Question

A closed coil having 100 turns is rotated in a uniform magnetic field B = 4.0 × 10⁻⁴ T about a diameter which is perpendicular to the field. The angular velocity of rotation is 300 revolutions per minute.
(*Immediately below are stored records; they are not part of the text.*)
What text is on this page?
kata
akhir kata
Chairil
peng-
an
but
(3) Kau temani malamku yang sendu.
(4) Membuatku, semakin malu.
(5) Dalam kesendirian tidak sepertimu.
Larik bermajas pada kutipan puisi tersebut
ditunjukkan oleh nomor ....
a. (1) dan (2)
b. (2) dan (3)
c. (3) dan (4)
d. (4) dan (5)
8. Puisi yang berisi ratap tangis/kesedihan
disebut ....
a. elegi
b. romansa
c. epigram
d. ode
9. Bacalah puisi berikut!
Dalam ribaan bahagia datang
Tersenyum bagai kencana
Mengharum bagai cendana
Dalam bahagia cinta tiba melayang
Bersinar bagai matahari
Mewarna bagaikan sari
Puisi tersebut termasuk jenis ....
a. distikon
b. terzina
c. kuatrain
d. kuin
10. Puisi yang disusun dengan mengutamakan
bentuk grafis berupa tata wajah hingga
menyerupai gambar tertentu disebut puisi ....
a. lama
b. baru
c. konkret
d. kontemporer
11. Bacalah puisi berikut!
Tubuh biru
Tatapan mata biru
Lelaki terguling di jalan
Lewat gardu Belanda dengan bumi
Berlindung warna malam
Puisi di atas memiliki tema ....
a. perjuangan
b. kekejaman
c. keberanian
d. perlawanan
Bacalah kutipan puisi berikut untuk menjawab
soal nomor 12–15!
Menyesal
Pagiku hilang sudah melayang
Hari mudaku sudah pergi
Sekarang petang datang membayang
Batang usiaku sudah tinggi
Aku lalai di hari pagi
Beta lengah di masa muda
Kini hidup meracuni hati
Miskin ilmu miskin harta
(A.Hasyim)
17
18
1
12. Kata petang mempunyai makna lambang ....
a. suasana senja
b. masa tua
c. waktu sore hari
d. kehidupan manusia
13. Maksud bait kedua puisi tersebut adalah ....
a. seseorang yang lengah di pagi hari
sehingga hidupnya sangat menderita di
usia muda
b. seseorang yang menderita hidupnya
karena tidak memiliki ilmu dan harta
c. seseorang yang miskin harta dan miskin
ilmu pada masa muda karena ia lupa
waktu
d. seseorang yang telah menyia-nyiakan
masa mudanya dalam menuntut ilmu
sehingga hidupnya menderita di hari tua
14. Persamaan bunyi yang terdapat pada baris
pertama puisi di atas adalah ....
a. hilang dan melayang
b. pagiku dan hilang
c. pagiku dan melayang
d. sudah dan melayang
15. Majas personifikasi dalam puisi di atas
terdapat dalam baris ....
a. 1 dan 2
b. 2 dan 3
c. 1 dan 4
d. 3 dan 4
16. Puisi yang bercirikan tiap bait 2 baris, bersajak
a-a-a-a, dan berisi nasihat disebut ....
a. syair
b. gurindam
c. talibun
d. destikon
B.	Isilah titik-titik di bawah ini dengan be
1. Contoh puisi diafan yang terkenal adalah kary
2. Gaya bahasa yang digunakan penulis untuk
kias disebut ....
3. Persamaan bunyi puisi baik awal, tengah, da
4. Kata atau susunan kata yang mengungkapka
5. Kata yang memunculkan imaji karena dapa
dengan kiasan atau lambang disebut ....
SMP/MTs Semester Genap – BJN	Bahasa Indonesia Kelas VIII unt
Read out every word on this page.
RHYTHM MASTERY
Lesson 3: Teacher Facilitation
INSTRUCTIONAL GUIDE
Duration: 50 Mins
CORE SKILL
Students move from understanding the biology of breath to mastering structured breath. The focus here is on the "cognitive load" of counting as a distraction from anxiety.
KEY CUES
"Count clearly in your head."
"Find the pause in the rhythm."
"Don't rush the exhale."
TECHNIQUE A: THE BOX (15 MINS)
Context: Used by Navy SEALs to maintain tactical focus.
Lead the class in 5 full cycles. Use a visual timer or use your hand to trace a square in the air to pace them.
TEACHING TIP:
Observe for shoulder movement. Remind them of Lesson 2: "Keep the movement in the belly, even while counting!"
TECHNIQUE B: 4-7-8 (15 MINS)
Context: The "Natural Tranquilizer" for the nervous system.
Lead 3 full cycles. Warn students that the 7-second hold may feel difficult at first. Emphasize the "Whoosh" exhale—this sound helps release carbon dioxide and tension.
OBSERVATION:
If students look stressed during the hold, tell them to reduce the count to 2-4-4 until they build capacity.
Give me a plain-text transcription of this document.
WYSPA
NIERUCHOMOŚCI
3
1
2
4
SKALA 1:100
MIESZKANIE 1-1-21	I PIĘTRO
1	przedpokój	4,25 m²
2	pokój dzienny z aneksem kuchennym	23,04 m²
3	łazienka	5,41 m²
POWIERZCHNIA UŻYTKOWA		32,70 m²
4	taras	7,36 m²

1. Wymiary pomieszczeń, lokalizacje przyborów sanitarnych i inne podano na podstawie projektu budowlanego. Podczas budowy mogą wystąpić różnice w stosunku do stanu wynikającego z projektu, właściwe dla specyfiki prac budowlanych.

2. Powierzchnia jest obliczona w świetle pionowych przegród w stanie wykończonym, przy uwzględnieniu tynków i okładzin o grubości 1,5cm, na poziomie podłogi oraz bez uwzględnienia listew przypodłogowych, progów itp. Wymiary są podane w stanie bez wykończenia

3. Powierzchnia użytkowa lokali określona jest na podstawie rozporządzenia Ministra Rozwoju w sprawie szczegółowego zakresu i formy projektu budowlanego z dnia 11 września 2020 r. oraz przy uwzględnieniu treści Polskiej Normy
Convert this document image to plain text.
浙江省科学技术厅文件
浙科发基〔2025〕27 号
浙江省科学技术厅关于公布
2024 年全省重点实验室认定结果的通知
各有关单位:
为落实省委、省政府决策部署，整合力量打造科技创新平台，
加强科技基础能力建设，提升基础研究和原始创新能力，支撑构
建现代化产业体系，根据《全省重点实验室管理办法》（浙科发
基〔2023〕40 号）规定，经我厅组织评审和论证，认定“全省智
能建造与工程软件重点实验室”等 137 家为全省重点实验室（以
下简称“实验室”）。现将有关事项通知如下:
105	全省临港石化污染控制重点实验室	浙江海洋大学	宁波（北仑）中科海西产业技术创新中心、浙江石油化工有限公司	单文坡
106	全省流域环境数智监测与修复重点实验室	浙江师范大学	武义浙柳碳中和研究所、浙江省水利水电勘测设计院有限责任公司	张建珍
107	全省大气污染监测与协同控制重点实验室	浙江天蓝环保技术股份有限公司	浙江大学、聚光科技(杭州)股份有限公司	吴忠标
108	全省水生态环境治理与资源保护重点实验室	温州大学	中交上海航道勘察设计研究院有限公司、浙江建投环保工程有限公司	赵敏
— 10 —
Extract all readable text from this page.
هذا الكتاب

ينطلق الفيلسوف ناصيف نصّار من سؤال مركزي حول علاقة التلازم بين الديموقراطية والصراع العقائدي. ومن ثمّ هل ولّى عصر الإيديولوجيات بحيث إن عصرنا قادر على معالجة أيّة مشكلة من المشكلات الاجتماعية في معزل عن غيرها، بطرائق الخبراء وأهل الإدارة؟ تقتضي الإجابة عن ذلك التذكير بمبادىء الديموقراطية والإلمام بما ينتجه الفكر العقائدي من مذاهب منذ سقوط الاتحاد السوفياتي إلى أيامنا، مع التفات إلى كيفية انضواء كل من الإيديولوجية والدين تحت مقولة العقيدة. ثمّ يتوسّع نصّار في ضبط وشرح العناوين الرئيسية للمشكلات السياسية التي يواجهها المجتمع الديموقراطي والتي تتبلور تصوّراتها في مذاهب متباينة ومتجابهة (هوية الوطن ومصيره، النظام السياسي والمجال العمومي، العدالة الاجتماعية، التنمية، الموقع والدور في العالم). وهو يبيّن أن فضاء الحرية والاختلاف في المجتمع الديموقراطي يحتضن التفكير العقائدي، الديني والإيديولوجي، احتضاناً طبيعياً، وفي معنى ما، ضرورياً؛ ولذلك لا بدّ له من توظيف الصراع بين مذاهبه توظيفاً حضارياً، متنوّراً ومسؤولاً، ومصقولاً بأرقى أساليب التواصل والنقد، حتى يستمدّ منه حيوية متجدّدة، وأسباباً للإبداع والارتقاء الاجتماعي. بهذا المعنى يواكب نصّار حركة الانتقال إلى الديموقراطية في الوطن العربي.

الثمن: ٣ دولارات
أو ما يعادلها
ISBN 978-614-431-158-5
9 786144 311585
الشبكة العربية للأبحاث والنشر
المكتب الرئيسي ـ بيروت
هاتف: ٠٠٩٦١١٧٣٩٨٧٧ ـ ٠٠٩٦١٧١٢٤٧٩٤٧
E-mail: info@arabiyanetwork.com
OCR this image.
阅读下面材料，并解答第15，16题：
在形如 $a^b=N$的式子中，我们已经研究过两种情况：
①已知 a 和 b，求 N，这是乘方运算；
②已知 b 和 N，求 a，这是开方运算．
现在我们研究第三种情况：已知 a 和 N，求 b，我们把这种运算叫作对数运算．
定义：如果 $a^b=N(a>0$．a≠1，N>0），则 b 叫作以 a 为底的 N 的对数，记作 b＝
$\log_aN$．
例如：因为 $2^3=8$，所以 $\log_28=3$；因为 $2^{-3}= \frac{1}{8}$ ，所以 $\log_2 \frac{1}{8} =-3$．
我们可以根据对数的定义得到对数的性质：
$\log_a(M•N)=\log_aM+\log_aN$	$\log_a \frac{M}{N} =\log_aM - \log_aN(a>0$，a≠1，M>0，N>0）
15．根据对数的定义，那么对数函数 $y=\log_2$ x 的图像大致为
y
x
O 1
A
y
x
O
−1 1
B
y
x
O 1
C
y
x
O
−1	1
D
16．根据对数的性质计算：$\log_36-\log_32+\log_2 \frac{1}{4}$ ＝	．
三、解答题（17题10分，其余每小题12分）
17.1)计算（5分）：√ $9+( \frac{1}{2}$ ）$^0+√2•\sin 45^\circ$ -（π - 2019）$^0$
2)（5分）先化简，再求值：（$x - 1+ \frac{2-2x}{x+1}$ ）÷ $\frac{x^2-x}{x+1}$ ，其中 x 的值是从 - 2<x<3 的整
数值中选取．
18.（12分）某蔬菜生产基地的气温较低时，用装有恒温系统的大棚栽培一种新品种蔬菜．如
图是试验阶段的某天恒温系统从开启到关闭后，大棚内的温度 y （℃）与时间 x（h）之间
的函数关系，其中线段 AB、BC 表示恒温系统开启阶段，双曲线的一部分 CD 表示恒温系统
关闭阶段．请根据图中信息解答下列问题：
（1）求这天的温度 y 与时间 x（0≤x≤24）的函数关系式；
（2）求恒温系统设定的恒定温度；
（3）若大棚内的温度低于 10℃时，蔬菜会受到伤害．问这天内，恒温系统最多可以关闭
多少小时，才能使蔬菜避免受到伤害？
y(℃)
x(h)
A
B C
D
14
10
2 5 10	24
The area of the coil is 25 cm² and its resistance is 4.0 Ω. Find (a) the average emf developed in half a turn from a position where the coil is perpendicular to the magnetic field, (b) the average emf in a full turn and (c) the net charge displaced in part (a).

Answer 1

Given:-

Number of turns in the coil, n = 100 turns

Magnetic field, B = 4 × 10⁻⁴

Area of the loop, A = 25 cm² = 25 × 10⁻⁴ m²

(a) When the coil is perpendicular to the field:-

ϕ₁ = nBA

When the coil goes through the half turn:-

ϕ₂ = nBA cos 180° = −nBA

∴ Δϕ = 2nBA

When the coil undergoes 300 revolutions in 1 minute, the angle swept by the coil is

300 × 2π rad/min = 10π rad/s

10π rad is swept in 1 s.

π rad is swept in

\[\left( \frac{1}{10\pi} \right)\pi = \frac{1}{10}  s\]

\[e = \frac{d\phi}{dt} = \frac{2nBA}{dt}\]

\[     = \frac{2 \times 100 \times 4 \times {10}^{- 4} \times 25 \times {10}^{- 4}}{1/10}\]

\[     = 2 \times  {10}^{- 3}   V\]

(b) ϕ₁ = nBA, ϕ₂ = nBA (θ = 360°)

Δϕ = 0, thus emf induced will be zero.

(c) The current flowing in the coil is given by

\[i = \frac{e}{R} = \frac{2 \times {10}^{- 3}}{4} = \frac{1}{2} \times  {10}^{- 3}\]

= 0.5 × 10⁻³ = 5 × 10⁻⁴ A

Hence, the net charge is given by

Q = idt = 5 × 10⁻⁴ × `1/10`

= 5 × 10⁻⁵ C